И всё-таки отчего-то это грустно, неразрешимо печально, и, будто угадывая это его чувство, захмелевший, заугрюмевший чтой-то Савватей вскидывает в тоске бобылью лысеющую свою голову:
— И-эх, братцы-ы... Кабы на крапиву да не мороз!
«В мире мёда не облыга, — вспоминается зачем-то Коловрату, — и ближняго не срини в веселии его...»
А ночью — второй аль в третий раз за кочевые эти годы — снится Коловрату Паруня.

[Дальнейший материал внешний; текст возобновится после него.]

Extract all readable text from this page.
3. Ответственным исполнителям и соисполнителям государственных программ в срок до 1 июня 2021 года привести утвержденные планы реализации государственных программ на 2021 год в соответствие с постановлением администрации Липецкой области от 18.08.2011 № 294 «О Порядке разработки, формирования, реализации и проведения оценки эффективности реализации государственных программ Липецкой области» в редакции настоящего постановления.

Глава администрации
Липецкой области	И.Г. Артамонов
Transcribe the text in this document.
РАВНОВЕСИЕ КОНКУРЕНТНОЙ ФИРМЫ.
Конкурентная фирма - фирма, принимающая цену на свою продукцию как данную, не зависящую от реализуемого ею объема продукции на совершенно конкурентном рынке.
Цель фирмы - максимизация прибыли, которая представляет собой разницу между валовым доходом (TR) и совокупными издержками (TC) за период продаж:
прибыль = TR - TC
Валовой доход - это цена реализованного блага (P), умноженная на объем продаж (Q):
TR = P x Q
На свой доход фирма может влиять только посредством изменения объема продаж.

Стук-постук лапоточков в сенях, скрип-хлоп затворяемой наружной двери, и чрез остановившееся, бесконечно тянущееся и всё же истекающее время — заледенело-шершавые пальцы её на его плече. «Ясноглазый соколочек мой, Евп...»
Рывком сбросив с ног Кононову шубу, Коловрат садится на своей лавке и долго, возвращаясь в себя, сидит, бодрствует в одиночку в выстывающей мало-помалу предутренней темноте. «...От мысленного волка звероуловлен буду...» Молится. За свою, Парунину души, за Конона, Феланиду с Феклушею и Малушею их, за Савватея, за Олеху... Шепчет о чём-то с собою сам, зовёт ли кого.
А я не смогу никогда забыти,
Пока имею здесь на земле быти.
КГ.
Из Пронска Всеволод, из Переяславля Олег Красный, Давыд из Мурома, а из Коломны Глеб* (все сродники и Ингваревичи) собрались в Рязань к совету князя Юрия.
* Другой.
Третьи сутки не евши-не спавшие послы татарские, средь коих выдавалась чудным обликом немолодая мрачная волхвица басурманская, услыхав на требованье десятины «во кнезех, во всяки людях и во всём» — «Аще живыми нас никого не останется, всё ваше будет!», — удалились в Заокский лес.
Удалой млад князь Глеб Ингваревич предлагал было взвесить непочётчиков за стопы у Спасского, но ни великий, ни удельные не одобрили подобной блядивости. Побой гонцов татарских четырнадцать лет тому, обратившийся соромом калкинским, не изгладился ещё из русской памяти.